Bref… c’est le bordel, mais ça bouge!

Une chose est sûre, cependant : les Télécoms ont (et auront pour un bon moment) le gros bout du bâton… quitte à n’exploiter que du contenu produit ailleurs. Pendant ce temps, une nouvelle économie de la musique se dessine alors que sombre l’économie de la vieille garde, celle qu’on ne peut transposer telle quelle dans l’ère numérique.

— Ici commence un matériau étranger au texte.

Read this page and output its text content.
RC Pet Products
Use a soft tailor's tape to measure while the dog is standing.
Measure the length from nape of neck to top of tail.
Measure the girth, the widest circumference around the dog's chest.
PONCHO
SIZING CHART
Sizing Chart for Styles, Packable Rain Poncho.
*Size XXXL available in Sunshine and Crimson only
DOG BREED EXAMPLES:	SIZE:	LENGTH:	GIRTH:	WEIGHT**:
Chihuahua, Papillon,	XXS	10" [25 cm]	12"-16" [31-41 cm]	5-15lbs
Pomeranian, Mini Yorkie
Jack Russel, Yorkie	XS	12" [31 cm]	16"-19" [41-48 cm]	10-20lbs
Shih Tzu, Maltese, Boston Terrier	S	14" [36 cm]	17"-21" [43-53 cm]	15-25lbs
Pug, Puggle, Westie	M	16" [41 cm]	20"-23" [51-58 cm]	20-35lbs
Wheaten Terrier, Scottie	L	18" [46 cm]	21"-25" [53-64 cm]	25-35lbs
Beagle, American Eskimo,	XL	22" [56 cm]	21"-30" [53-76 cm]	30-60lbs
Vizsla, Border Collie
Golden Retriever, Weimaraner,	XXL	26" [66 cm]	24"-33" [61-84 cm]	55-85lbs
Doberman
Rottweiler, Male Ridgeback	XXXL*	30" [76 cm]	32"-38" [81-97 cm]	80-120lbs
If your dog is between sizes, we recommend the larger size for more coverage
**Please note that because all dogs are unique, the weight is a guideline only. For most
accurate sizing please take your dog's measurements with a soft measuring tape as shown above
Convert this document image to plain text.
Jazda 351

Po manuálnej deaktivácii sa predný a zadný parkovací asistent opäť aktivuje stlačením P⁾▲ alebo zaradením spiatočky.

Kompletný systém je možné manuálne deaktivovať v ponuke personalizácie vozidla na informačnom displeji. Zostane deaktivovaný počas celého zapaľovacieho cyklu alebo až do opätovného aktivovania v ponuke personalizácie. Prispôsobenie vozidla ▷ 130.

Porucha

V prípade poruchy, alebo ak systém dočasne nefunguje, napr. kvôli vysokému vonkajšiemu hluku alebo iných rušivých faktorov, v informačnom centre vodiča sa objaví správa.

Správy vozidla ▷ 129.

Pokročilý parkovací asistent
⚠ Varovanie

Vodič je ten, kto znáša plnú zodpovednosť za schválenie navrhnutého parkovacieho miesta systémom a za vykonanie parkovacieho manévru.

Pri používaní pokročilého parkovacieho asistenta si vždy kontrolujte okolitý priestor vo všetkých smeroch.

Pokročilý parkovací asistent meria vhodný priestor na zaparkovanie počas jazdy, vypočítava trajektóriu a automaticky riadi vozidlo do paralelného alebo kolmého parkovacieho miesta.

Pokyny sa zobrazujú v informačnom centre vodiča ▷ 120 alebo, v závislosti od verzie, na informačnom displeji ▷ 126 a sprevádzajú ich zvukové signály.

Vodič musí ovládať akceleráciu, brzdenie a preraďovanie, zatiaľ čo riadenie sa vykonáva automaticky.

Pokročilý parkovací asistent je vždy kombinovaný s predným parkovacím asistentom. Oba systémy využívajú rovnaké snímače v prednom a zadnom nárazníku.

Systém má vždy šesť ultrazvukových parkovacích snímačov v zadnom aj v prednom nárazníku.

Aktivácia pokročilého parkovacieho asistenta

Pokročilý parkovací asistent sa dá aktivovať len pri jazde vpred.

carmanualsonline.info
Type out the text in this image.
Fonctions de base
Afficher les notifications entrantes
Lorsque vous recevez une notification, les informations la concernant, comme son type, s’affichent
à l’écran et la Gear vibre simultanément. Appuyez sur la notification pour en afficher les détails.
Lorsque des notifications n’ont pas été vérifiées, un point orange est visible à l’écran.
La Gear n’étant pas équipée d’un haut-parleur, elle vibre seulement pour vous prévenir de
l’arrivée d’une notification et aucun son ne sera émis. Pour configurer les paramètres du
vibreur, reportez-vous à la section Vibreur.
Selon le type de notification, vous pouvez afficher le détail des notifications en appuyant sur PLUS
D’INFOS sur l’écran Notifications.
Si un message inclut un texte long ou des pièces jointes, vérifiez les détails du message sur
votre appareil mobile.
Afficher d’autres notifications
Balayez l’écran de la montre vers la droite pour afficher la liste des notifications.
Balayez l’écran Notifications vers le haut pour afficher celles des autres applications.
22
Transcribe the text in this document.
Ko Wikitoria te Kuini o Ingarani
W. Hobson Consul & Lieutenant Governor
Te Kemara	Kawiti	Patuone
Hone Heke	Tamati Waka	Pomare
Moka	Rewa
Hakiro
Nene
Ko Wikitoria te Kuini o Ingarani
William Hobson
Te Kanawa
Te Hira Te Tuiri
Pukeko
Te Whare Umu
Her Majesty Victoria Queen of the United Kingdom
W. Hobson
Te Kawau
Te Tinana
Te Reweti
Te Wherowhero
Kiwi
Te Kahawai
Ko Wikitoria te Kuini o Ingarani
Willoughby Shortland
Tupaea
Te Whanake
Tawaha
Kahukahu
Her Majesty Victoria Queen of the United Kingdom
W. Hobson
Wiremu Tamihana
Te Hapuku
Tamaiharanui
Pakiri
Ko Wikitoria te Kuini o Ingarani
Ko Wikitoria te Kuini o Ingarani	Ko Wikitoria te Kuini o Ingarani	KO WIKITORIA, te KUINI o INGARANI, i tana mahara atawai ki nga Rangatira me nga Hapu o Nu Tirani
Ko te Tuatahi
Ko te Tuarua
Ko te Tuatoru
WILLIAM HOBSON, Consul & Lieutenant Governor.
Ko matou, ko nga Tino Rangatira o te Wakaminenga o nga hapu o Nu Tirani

Donner la musique… pour mieux vendre.

En avril 2008, Terry McBride, Président de la maison de disques Nettwerk (Barenaked Ladies, Sarah McLachlan) débarquait aux Rencontres de l’industrie québécoise de la musique organisée par l’ADISQ. Il avait illuminé quelques regards en présentant l’analogie de l’eau du robinet en comparaison avec celle embouteillée. «Pourquoi les consommateurs payent-il pour avoir de l’eau embouteillée, alors qu’elle est gratuite dans les robinets?». Pourquoi la paye-t-il plus chère le litre que l’essence de nos voiture? La réponse est simple : accessibilité, transportabilité, prestige et autres valeurs ajoutées. «Ne vous battez pas contre le piratage de la musique; servez-vous en pour accroître sa notoriété et vendez sa valeur ajoutée sous forme de produits dérivés». Voilà l’essentiel des propos de Terry McBride.

Or, l’hypothèse selon laquelle le MP3 est à l’eau, ce que le disque est à la bouteille semble gagner de plus en plus d’adeptes. Un de ceux-ci est le groupe Misteur Valaire qui, en septembre 2007, lançait un album complètement gratuit accessible en téléchargement libre dans le format désiré (.mp3, .wav, .flac, .ogg, etc…). Depuis le lancement, plus de 33 000 copies de leur album ont trouvé preneurs (chiffres en date du 1er juin 2009).

Le modèle économique de Misteur Valaire est simple : «Échanger son album contre le courriel de l’utilisateur-téléchargeur et communiquer directement avec ses consommateurs pour promouvoir les «produits dérivés» de sa musique, tels le spectacle, les activités diverses et, même, le disque physique.

Ainsi, le 14 mars 2009, le groupe a réussi à remplir le Club Soda (945 personnes payantes) à 19 $ et 23 $ le billet. Le disque (gratuit en téléchargement) et les T-shirts à l’effigie du band se sont aussi vendus comme des petits pains chauds à la table des produits dérivés. Ironiquement, ceux qui ont téléchargé gratuitement l’album recherche la «vraie» version du disque, désormais une pièce de collection.